The man laughed. “I won’t tell. Go ahead.”

“I think she gets the tapes or something; she knew last week when I read for half an hour.” He had read for half an hour, setting up this situation; his mother hadn’t mentioned it, but he was sure tapes were being made, and someone at this level shouldn’t know how many people got copies.

Now the man looked uneasy. “Oh . . . ah . . . that’s easy to arrange. I can put it on a loop, for . . .”

Ronnie took the bait. “Would you? I’d be terribly grateful. It can’t matter to Aunt Cecelia; you’re all very tactful about it, but the doctor said her brain was gone. And if I have to spend all today cooped up in here, just looking at her and pretending to talk to her—” He held out his credit chip. “I’d like to buy a fruit punch, too . . .” The man fed the chip into the unit reader, flicking the buttons, and handed it back to Ronnie when it popped free. The cash—how much Ronnie couldn’t tell—never actually changed hands.

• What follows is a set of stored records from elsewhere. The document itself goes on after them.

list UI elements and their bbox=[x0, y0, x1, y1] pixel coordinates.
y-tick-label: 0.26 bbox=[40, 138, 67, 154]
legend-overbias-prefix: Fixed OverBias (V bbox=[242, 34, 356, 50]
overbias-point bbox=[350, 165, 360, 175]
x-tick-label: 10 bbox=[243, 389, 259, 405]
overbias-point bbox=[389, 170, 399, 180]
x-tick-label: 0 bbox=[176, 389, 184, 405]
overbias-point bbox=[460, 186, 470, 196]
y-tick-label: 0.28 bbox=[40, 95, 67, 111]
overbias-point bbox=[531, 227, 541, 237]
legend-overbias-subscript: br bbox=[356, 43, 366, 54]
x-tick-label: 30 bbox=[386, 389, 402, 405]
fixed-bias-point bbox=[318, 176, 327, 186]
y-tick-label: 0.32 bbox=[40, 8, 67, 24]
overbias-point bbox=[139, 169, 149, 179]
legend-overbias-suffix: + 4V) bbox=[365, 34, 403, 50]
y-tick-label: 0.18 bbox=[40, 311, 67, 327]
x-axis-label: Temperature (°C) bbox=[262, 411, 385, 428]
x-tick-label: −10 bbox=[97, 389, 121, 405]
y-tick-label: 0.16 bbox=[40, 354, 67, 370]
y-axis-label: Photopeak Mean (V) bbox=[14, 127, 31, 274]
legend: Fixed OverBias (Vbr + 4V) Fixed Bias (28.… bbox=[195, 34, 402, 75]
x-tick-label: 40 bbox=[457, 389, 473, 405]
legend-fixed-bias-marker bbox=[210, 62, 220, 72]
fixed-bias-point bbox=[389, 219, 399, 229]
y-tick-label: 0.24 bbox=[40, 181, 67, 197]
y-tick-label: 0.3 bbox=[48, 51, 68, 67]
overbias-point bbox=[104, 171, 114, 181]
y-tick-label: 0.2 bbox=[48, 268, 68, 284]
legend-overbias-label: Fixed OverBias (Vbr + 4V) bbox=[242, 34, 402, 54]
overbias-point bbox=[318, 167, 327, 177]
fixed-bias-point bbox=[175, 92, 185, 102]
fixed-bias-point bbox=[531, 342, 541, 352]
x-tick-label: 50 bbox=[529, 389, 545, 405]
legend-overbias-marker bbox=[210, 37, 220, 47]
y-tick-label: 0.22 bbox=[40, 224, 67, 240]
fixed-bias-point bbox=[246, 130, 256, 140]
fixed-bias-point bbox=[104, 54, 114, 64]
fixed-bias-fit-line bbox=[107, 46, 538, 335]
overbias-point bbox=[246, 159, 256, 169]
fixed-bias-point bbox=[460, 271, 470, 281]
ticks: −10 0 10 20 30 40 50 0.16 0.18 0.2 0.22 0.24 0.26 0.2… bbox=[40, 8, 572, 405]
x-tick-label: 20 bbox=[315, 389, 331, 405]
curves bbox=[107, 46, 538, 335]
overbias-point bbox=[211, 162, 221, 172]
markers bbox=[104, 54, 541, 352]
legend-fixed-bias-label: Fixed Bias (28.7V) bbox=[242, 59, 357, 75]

“What you do,” the man said, “is go in there and act normal for about ten minutes. Don’t just sit stilclass="underline" pour some water, touch her hand, sit down, stand up, talk to her softly. Then come out, and go to the toilet; I’ll loop the tape at that point and only an expert will know you’re just repeating things for the rest of your visit. See this button? Push it when you leave, and it’ll put the tape back to realtime.”

“Thanks,” Ronnie said. He had no idea if the man was honest, or honestly dishonest, but it was worth a try.

He went in and for ten minutes that felt like ten years acted like a bumbling, nervous, miserable nephew . . . as near as he could, the same he’d acted in all his visits. The bed’s automatic movements still made him nervous; it looked and sounded as if some animal were rolling and twisting under the covers. He stroked Cecelia’s cool, dry brow, and her thin, wrinkled, flaccid hands; he murmured to her, then turned away to wipe his eyes and pour himself a glass of water. Finally he left, and went into the toilet in the outer room. When he came out, the man in yellow stood by the outside door, gave him a final thumbs-up, and left.

Ronnie went back to Cecelia and sat there a little longer before letting himself look outside. Behind Cecelia’s unit, the clinic land ran down to the river, a meadow mowed just too high for comfortable walking. He could see four or five balloons from inside the room, one quite low . . . but it was the wrong color. A parasail slid across, a long low glide that ended with a landing at the far end of the meadow. Ronnie gave Cecelia a kiss on the brow, and then walked over and opened the glass door to the terrace.